Keine Schreibunfähigkeit eines Rechtshänders, der nur noch die linke Hand normal bedienen kann
- Originalsprache: Deutsch
- JBLBand 145
- Rechtsprechung, 2099 Wörter
- Seiten 593 -595
- https://doi.org/10.33196/jbl202309059301
30,00 €
inkl MwSt
Generell heißt „nicht schreiben können“ in der NO (hier: in § 68 Abs 1 lit g NO), seine Unterschrift nicht setzen zu können. Eine Partei oder ein Zeuge, der nicht schreiben, wohl aber seinen Namen eigenhändig niederschreiben kann, fällt nicht darunter. Wenn selbst ein Handzeichen von der Partei nicht gesetzt werden kann, ist dies von den Aktszeugen im Notariatsakt – bei sonstigem Verlust der Kraft einer öffentlichen Urkunde – ausdrücklich zu bestätigen. Der Notar hat im Notariatsakt die entsprechenden Feststellungen zu den aufgenommenen Erklärungen der Partei über ihre Schreib(un)fähigkeit zu treffen.

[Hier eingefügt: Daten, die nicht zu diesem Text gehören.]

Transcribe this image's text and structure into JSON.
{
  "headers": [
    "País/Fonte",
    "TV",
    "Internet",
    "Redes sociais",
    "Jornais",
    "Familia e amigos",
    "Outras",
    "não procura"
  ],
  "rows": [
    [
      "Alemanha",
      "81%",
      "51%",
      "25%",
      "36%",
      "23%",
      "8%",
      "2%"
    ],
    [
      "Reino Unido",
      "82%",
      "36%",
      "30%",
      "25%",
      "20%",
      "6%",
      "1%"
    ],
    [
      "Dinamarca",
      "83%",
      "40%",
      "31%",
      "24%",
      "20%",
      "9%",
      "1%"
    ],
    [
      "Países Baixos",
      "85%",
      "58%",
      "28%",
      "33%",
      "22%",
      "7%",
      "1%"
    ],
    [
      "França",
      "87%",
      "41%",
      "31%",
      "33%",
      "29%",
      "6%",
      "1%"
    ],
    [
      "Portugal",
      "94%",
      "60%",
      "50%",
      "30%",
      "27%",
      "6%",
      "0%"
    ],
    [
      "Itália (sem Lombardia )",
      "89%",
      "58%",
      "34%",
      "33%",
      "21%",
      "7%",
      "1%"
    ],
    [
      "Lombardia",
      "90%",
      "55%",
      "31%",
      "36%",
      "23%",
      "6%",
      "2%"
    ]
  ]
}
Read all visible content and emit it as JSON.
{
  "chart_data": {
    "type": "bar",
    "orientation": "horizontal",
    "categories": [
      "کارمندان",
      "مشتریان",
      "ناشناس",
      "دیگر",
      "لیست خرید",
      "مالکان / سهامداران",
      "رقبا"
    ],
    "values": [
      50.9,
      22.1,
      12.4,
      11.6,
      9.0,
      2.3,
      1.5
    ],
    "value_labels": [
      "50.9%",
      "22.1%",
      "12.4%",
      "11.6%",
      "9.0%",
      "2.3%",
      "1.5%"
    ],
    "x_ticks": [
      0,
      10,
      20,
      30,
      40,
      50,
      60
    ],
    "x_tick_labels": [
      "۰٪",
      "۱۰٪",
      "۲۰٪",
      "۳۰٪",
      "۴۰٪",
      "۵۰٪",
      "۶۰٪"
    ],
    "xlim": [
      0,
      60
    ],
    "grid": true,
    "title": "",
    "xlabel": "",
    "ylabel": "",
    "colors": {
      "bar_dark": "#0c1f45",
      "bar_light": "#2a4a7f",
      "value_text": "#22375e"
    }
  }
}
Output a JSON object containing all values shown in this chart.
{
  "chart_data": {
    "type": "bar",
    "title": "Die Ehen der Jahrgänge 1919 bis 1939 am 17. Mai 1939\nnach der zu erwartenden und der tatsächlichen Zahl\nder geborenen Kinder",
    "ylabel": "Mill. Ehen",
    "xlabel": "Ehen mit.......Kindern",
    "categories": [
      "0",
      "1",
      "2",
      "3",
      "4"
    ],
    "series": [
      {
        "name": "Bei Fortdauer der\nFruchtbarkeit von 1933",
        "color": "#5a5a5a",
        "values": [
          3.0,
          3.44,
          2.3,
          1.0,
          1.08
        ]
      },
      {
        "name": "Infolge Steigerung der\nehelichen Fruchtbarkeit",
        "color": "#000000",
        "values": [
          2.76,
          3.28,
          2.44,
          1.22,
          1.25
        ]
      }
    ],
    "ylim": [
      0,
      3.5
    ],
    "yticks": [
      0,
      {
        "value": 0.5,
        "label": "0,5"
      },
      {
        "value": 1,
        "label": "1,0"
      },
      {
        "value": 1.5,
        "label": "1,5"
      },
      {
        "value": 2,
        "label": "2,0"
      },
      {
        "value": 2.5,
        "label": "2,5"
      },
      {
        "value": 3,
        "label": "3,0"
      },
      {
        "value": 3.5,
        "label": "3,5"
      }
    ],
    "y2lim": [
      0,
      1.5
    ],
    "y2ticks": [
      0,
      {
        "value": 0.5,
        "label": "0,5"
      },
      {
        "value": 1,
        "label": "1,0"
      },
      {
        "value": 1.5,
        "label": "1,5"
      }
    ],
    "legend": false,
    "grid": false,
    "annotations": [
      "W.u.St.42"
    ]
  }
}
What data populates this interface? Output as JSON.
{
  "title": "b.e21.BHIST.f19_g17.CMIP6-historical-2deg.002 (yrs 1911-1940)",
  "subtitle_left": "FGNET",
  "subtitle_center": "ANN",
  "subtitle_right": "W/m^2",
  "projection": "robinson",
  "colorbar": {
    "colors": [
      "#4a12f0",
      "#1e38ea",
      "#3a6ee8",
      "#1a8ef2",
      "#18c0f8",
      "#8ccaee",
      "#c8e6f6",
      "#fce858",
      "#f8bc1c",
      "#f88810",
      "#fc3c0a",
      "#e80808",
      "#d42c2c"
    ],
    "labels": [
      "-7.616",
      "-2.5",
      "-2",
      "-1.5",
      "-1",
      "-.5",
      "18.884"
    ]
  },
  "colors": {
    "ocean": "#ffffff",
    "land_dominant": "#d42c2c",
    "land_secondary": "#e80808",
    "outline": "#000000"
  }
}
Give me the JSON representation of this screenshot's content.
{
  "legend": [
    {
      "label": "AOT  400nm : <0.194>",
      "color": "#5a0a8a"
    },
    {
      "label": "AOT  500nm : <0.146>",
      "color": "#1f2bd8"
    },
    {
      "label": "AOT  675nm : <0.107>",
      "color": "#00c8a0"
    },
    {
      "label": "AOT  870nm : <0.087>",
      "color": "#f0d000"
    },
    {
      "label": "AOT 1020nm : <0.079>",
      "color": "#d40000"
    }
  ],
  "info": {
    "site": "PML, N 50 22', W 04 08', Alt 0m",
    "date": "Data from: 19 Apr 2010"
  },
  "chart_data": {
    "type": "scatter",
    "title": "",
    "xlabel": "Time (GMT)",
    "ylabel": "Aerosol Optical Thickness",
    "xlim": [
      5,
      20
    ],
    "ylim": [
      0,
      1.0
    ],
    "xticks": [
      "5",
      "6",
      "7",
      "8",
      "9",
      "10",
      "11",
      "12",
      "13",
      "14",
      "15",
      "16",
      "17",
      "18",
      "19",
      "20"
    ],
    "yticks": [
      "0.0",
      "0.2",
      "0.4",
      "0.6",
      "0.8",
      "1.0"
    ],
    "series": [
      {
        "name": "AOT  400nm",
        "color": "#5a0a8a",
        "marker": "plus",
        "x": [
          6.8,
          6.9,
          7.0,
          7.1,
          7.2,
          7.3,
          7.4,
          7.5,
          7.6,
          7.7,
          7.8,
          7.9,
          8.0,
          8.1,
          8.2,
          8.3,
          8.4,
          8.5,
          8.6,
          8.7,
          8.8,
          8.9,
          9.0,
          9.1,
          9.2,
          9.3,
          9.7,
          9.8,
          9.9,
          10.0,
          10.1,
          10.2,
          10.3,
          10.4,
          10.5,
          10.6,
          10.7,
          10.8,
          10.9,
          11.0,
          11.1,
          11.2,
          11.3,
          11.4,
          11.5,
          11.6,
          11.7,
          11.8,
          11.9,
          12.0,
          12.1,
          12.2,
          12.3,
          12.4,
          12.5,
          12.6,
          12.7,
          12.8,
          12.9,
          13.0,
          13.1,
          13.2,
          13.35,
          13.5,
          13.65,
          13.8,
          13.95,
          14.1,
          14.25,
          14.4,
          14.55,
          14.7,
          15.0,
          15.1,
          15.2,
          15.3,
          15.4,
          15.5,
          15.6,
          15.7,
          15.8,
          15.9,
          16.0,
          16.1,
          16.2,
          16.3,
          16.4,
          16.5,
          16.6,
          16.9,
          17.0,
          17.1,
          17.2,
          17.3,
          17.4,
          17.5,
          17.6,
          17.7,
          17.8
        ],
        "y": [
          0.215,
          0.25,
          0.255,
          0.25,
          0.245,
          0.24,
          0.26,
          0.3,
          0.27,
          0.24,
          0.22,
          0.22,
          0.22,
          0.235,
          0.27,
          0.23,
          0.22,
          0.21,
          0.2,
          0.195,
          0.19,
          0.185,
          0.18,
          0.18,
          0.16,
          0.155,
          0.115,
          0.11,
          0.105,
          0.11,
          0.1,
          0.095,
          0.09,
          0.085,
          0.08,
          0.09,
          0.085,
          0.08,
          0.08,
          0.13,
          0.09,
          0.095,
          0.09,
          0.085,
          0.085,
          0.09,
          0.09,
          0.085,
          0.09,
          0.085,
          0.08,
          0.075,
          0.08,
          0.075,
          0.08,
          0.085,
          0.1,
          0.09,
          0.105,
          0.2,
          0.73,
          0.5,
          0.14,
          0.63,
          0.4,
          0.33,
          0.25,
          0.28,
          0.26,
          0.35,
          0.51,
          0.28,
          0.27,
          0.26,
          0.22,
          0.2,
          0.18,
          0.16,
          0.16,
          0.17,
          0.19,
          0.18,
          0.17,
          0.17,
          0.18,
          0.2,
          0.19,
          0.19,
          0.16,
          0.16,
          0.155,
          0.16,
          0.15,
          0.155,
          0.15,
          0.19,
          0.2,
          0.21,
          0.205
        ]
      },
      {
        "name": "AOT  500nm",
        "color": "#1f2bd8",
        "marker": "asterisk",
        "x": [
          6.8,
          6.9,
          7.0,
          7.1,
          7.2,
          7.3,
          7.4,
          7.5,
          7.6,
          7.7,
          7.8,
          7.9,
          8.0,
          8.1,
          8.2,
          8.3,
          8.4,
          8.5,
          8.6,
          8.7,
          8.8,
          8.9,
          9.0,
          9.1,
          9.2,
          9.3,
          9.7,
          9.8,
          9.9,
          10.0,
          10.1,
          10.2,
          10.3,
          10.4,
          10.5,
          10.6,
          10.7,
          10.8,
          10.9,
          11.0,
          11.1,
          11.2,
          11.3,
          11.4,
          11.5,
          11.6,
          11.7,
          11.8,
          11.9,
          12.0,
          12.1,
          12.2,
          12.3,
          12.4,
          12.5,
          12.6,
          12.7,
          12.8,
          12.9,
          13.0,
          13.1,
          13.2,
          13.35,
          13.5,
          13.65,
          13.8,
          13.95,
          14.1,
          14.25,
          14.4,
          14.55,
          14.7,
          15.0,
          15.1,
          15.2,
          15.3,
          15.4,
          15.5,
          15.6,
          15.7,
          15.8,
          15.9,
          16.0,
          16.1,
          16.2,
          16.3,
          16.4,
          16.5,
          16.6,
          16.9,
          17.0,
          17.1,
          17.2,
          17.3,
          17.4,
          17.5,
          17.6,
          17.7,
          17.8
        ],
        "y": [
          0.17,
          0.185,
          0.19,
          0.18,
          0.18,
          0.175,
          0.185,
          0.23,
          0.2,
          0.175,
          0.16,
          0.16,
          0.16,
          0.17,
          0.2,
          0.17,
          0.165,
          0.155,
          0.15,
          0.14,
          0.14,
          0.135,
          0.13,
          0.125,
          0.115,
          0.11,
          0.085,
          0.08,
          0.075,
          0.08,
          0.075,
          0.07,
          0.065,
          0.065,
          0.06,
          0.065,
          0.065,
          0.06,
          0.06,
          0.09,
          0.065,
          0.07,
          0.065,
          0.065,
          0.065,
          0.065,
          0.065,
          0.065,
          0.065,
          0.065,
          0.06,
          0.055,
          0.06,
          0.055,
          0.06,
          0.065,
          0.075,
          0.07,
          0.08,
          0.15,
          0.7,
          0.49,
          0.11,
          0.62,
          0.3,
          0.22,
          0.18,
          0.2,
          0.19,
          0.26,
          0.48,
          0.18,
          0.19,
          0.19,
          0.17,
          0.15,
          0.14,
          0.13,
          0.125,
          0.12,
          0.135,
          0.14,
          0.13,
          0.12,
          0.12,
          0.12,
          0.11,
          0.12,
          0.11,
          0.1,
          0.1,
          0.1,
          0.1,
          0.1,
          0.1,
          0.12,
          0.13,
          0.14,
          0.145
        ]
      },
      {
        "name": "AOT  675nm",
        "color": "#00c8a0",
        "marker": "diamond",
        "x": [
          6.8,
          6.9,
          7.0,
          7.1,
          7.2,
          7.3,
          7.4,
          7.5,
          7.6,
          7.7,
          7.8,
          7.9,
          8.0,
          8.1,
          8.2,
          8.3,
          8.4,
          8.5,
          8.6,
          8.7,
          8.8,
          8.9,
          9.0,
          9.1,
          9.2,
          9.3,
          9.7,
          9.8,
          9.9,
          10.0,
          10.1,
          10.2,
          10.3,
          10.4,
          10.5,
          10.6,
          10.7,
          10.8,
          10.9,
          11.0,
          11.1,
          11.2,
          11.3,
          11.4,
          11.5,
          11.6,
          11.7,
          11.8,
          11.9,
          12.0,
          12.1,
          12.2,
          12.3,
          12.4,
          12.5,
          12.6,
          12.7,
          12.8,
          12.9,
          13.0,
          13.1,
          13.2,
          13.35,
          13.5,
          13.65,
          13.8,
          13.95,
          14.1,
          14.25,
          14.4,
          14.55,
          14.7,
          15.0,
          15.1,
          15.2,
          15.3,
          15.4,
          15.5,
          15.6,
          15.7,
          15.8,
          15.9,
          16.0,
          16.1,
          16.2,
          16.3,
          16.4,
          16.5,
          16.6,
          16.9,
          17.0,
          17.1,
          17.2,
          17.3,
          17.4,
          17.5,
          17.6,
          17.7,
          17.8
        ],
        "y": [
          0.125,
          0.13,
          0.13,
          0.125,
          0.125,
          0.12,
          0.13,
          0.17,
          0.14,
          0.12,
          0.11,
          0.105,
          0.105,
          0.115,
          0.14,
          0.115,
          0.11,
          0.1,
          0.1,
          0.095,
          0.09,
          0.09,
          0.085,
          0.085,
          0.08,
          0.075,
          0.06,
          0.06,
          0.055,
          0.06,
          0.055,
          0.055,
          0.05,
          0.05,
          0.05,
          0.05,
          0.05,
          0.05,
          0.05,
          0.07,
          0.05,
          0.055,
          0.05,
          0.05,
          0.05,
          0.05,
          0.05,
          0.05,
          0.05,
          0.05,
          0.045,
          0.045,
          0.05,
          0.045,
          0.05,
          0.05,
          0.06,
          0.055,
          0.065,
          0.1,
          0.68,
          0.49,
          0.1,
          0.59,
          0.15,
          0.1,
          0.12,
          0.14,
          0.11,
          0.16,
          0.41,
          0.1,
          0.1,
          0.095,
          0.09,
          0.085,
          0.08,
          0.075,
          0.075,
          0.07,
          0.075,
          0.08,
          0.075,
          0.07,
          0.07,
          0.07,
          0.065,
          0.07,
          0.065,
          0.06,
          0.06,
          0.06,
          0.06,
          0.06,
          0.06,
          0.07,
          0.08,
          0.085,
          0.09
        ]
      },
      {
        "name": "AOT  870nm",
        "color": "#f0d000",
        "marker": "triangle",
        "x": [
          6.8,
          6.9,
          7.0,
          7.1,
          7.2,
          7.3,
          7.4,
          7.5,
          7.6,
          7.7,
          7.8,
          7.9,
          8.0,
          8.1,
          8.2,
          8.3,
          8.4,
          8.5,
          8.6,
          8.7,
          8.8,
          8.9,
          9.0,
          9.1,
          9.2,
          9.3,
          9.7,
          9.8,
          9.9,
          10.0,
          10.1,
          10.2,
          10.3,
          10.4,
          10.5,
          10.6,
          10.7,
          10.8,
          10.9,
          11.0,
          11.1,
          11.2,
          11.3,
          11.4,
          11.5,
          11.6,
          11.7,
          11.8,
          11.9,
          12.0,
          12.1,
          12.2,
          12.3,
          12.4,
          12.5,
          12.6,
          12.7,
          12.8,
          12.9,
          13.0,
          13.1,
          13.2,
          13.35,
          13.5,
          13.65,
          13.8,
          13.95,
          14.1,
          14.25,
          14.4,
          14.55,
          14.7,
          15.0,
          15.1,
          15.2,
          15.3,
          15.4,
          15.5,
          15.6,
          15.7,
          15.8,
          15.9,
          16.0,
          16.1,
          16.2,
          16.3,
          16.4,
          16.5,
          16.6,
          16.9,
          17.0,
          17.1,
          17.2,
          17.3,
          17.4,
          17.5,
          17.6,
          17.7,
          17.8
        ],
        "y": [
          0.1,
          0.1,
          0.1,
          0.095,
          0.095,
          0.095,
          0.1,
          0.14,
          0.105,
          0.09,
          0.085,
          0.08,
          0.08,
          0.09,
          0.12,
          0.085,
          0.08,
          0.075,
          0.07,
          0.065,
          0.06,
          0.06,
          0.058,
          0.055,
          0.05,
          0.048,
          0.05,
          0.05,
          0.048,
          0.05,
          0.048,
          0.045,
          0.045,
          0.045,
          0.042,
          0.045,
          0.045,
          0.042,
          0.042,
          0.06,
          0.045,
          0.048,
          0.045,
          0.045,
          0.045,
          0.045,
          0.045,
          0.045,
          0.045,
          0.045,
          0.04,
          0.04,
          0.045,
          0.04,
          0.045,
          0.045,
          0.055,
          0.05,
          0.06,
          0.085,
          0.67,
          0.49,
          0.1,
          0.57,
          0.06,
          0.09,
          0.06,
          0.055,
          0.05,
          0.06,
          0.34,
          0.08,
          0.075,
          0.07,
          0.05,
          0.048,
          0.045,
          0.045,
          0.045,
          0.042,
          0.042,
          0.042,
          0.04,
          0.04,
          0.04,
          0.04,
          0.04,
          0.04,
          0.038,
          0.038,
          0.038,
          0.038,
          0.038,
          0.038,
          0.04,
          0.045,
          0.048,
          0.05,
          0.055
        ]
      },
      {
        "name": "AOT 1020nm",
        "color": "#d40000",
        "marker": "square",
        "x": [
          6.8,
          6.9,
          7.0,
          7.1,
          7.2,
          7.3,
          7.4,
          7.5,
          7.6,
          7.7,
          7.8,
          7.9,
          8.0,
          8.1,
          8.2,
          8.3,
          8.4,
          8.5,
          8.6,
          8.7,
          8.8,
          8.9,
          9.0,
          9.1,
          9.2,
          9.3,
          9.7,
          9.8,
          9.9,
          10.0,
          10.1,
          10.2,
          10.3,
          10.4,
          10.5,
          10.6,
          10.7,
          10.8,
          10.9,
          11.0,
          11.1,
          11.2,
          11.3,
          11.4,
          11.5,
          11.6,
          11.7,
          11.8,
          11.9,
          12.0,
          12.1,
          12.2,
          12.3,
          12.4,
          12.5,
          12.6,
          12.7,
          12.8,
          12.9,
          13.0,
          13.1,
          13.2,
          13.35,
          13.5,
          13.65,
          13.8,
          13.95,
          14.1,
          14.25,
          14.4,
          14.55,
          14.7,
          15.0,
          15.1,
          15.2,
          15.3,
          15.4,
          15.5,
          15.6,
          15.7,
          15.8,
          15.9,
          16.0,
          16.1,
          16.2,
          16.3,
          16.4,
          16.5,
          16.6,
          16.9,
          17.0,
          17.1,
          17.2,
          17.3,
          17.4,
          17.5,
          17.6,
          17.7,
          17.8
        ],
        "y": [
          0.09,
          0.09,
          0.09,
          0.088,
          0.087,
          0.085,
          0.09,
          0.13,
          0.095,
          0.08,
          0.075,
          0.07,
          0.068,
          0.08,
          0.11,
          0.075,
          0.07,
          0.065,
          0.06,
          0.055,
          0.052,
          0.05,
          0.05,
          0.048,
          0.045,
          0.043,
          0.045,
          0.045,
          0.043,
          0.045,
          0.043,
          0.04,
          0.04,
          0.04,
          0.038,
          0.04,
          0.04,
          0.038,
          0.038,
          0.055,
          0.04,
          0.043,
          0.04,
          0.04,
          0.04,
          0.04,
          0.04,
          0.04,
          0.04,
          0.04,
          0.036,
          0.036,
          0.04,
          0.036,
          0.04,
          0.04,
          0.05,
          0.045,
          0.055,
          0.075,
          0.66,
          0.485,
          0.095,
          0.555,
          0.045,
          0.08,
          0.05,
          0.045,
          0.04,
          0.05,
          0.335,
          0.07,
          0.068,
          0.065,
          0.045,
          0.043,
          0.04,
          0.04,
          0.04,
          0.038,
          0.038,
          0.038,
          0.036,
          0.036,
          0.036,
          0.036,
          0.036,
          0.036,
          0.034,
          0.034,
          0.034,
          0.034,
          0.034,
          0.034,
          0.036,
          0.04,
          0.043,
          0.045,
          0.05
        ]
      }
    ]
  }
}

Schreibunfähigkeit iS des § 580 Abs 1 ABGB liegt nicht erst dann vor, wenn eine Unterschrift schlechthin unmöglich ist, sondern schon dann, wenn dem Erblasser eine Unterschrift nur unter solcher Anstrengung möglich wäre, dass es ihm billigerweise nicht zugemutet werden kann. Dies hat gleichermaßen im Anwendungsbereich des § 68 Abs 1 lit g NO für die Beurteilung der Schreibfähigkeit sowie der Fähigkeit, ein Handzeichen zu setzen, zu gelten.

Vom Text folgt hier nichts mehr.